History of the Peloponnesian War

Thucydides

Thucydides, Vol. 1-4. Smith, Charles Foster, translator. London and Cambridge, MA: Heinemann and Harvard University Press, 1919-1923.

Meanwhile the people of Corcyra, becoming alarmed lest the ships should attack them, conferred with the suppliants and also with the other members of the opposite faction on the best means of saving the city. And some of them they persuaded to go on board the ships; for in spite of all the Corcyraeans had manned thirty ships.

But the Peloponnesians, after ravaging the land till midday, sailed away, and toward night a signal was flashed to them that sixty Athenian ships were approaching from Leucas.
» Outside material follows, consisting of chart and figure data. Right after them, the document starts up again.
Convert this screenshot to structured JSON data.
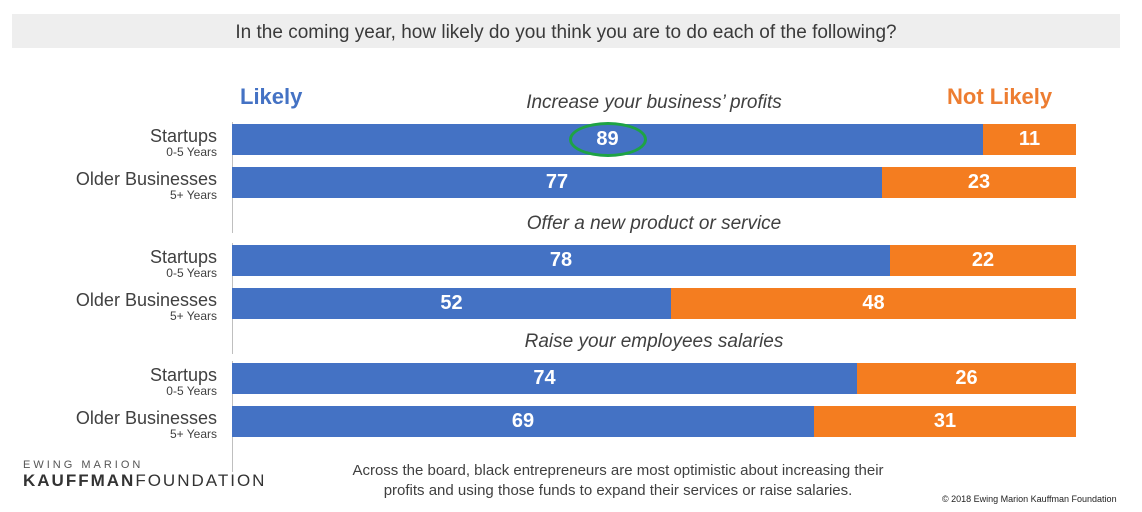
{
  "header": {
    "title": "In the coming year, how likely do you think you are to do each of the following?"
  },
  "legend": {
    "likely": "Likely",
    "not_likely": "Not Likely"
  },
  "colors": {
    "likely": "#4472c4",
    "not_likely": "#f47d20",
    "highlight": "#1ea345"
  },
  "chart_data": {
    "type": "bar",
    "orientation": "horizontal",
    "stacked": true,
    "series": [
      {
        "name": "Likely"
      },
      {
        "name": "Not Likely"
      }
    ],
    "groups": [
      {
        "question": "Increase your business’ profits",
        "rows": [
          {
            "label": "Startups",
            "sublabel": "0-5 Years",
            "likely": 89,
            "not_likely": 11,
            "highlighted": true
          },
          {
            "label": "Older Businesses",
            "sublabel": "5+ Years",
            "likely": 77,
            "not_likely": 23
          }
        ]
      },
      {
        "question": "Offer a new product or service",
        "rows": [
          {
            "label": "Startups",
            "sublabel": "0-5 Years",
            "likely": 78,
            "not_likely": 22
          },
          {
            "label": "Older Businesses",
            "sublabel": "5+ Years",
            "likely": 52,
            "not_likely": 48
          }
        ]
      },
      {
        "question": "Raise your employees salaries",
        "rows": [
          {
            "label": "Startups",
            "sublabel": "0-5 Years",
            "likely": 74,
            "not_likely": 26
          },
          {
            "label": "Older Businesses",
            "sublabel": "5+ Years",
            "likely": 69,
            "not_likely": 31
          }
        ]
      }
    ],
    "xlim": [
      0,
      100
    ]
  },
  "footer": {
    "logo_top": "EWING MARION",
    "logo_bold": "KAUFFMAN",
    "logo_rest": "FOUNDATION",
    "note_line1": "Across the board, black entrepreneurs are most optimistic about increasing their",
    "note_line2": "profits and using those funds to expand their services or raise salaries.",
    "copyright": "© 2018 Ewing Marion Kauffman Foundation"
  }
}
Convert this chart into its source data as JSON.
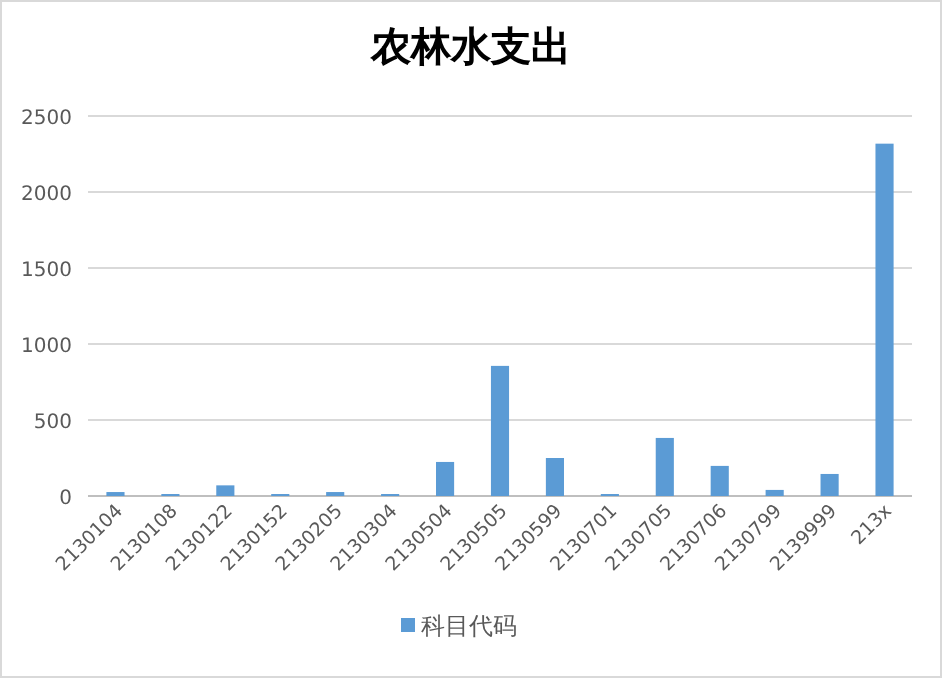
{
  "chart_data": {
    "type": "bar",
    "title": "农林水支出",
    "categories": [
      "2130104",
      "2130108",
      "2130122",
      "2130152",
      "2130205",
      "2130304",
      "2130504",
      "2130505",
      "2130599",
      "2130701",
      "2130705",
      "2130706",
      "2130799",
      "2139999",
      "213x"
    ],
    "series": [
      {
        "name": "科目代码",
        "color": "#5b9bd5",
        "values": [
          26,
          13,
          70,
          13,
          26,
          13,
          224,
          856,
          250,
          13,
          382,
          198,
          40,
          145,
          2318
        ]
      }
    ],
    "ylim": [
      0,
      2500
    ],
    "yticks": [
      0,
      500,
      1000,
      1500,
      2000,
      2500
    ],
    "grid": "y",
    "legend": "bottom"
  }
}
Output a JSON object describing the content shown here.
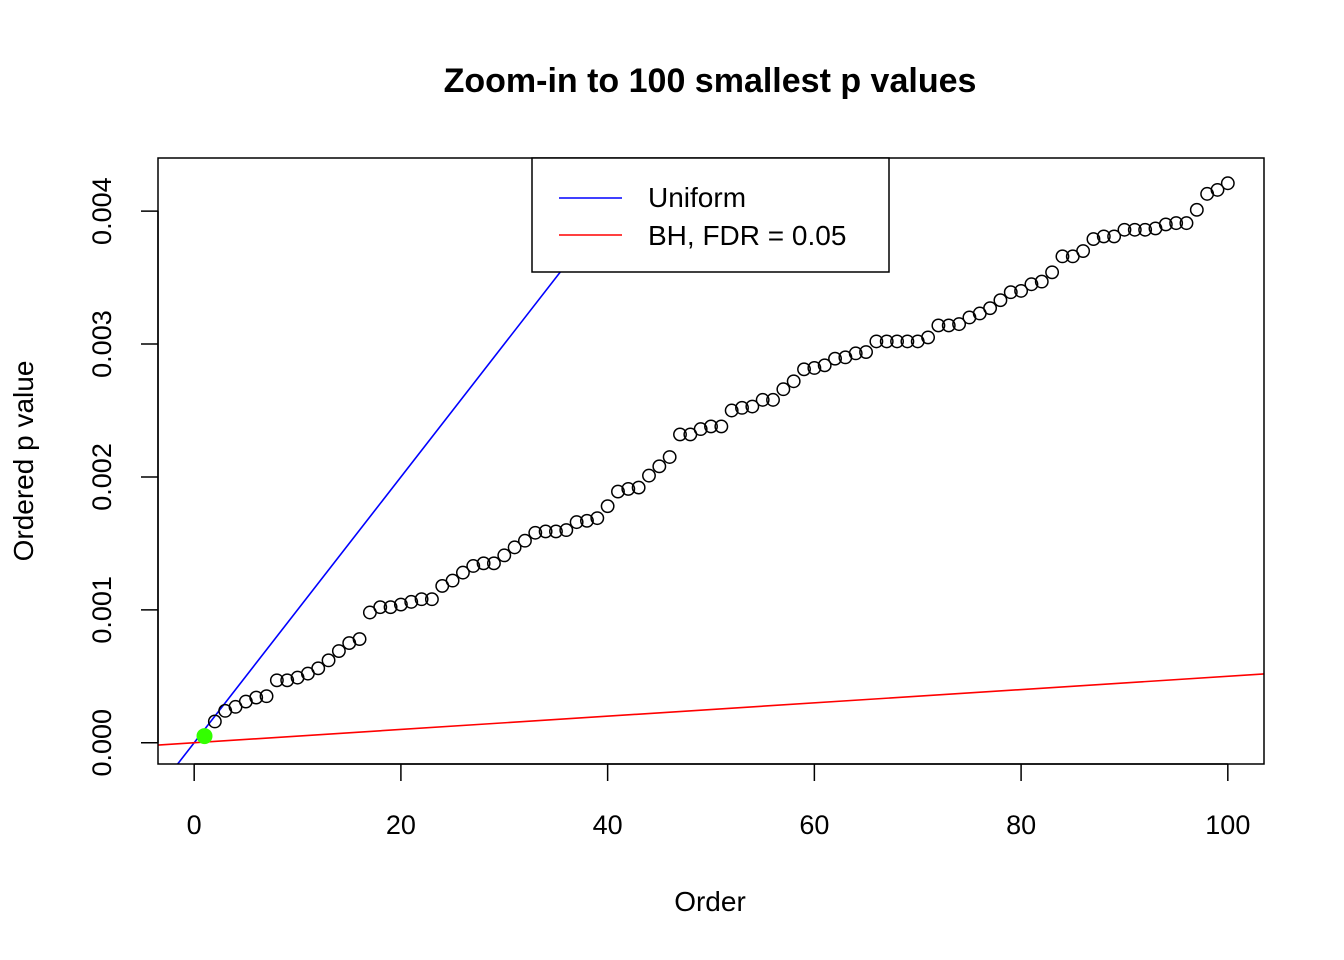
{
  "chart_data": {
    "type": "scatter",
    "title": "Zoom-in to 100 smallest p values",
    "xlabel": "Order",
    "ylabel": "Ordered p value",
    "xlim": [
      -3.5,
      103.5
    ],
    "ylim": [
      -0.00016,
      0.0044
    ],
    "x_ticks": [
      {
        "value": 0,
        "label": "0"
      },
      {
        "value": 20,
        "label": "20"
      },
      {
        "value": 40,
        "label": "40"
      },
      {
        "value": 60,
        "label": "60"
      },
      {
        "value": 80,
        "label": "80"
      },
      {
        "value": 100,
        "label": "100"
      }
    ],
    "y_ticks": [
      {
        "value": 0,
        "label": "0.000"
      },
      {
        "value": 0.001,
        "label": "0.001"
      },
      {
        "value": 0.002,
        "label": "0.002"
      },
      {
        "value": 0.003,
        "label": "0.003"
      },
      {
        "value": 0.004,
        "label": "0.004"
      }
    ],
    "grid": false,
    "series": [
      {
        "kind": "points",
        "color": "#000000",
        "x": [
          1,
          2,
          3,
          4,
          5,
          6,
          7,
          8,
          9,
          10,
          11,
          12,
          13,
          14,
          15,
          16,
          17,
          18,
          19,
          20,
          21,
          22,
          23,
          24,
          25,
          26,
          27,
          28,
          29,
          30,
          31,
          32,
          33,
          34,
          35,
          36,
          37,
          38,
          39,
          40,
          41,
          42,
          43,
          44,
          45,
          46,
          47,
          48,
          49,
          50,
          51,
          52,
          53,
          54,
          55,
          56,
          57,
          58,
          59,
          60,
          61,
          62,
          63,
          64,
          65,
          66,
          67,
          68,
          69,
          70,
          71,
          72,
          73,
          74,
          75,
          76,
          77,
          78,
          79,
          80,
          81,
          82,
          83,
          84,
          85,
          86,
          87,
          88,
          89,
          90,
          91,
          92,
          93,
          94,
          95,
          96,
          97,
          98,
          99,
          100
        ],
        "y": [
          5e-05,
          0.00016,
          0.00024,
          0.00027,
          0.00031,
          0.00034,
          0.00035,
          0.00047,
          0.00047,
          0.00049,
          0.00052,
          0.00056,
          0.00062,
          0.00069,
          0.00075,
          0.00078,
          0.00098,
          0.00102,
          0.00102,
          0.00104,
          0.00106,
          0.00108,
          0.00108,
          0.00118,
          0.00122,
          0.00128,
          0.00133,
          0.00135,
          0.00135,
          0.00141,
          0.00147,
          0.00152,
          0.00158,
          0.00159,
          0.00159,
          0.0016,
          0.00166,
          0.00167,
          0.00169,
          0.00178,
          0.00189,
          0.00191,
          0.00192,
          0.00201,
          0.00208,
          0.00215,
          0.00232,
          0.00232,
          0.00236,
          0.00238,
          0.00238,
          0.0025,
          0.00252,
          0.00253,
          0.00258,
          0.00258,
          0.00266,
          0.00272,
          0.00281,
          0.00282,
          0.00284,
          0.00289,
          0.0029,
          0.00293,
          0.00294,
          0.00302,
          0.00302,
          0.00302,
          0.00302,
          0.00302,
          0.00305,
          0.00314,
          0.00314,
          0.00315,
          0.0032,
          0.00323,
          0.00327,
          0.00333,
          0.00339,
          0.0034,
          0.00345,
          0.00347,
          0.00354,
          0.00366,
          0.00366,
          0.0037,
          0.00379,
          0.00381,
          0.00381,
          0.00386,
          0.00386,
          0.00386,
          0.00387,
          0.0039,
          0.00391,
          0.00391,
          0.00401,
          0.00413,
          0.00416,
          0.00421
        ]
      },
      {
        "kind": "highlight",
        "color": "#33ff00",
        "x": [
          1
        ],
        "y": [
          5e-05
        ]
      },
      {
        "kind": "line",
        "name": "Uniform",
        "color": "#0000ff",
        "intercept": 0,
        "slope": 0.0001
      },
      {
        "kind": "line",
        "name": "BH, FDR = 0.05",
        "color": "#ff0000",
        "intercept": 0,
        "slope": 5e-06
      }
    ],
    "legend": {
      "position": "top",
      "entries": [
        {
          "label": "Uniform",
          "color": "#0000ff"
        },
        {
          "label": "BH, FDR = 0.05",
          "color": "#ff0000"
        }
      ]
    }
  }
}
These ships had been sent by the Athenians, under the command of Eurymedon son of Thucles, when they learned of the revolution at Corcyra and that the fleet under Alcidas was about to sail thither.

The Peloponnesians accordingly set sail that very night for home, going with all speed and keeping close to the shore; and hauling their ships across the Leucadian isthmus,[*](This isthmus was the ἀκτὴ ἠπείρου of Homer (ω 378), now Santa Maura, the neck of land, about three stadia in width, joining Leucas with the mainland.) in order to avoid being seen, as they would be if they sailed around, they got away.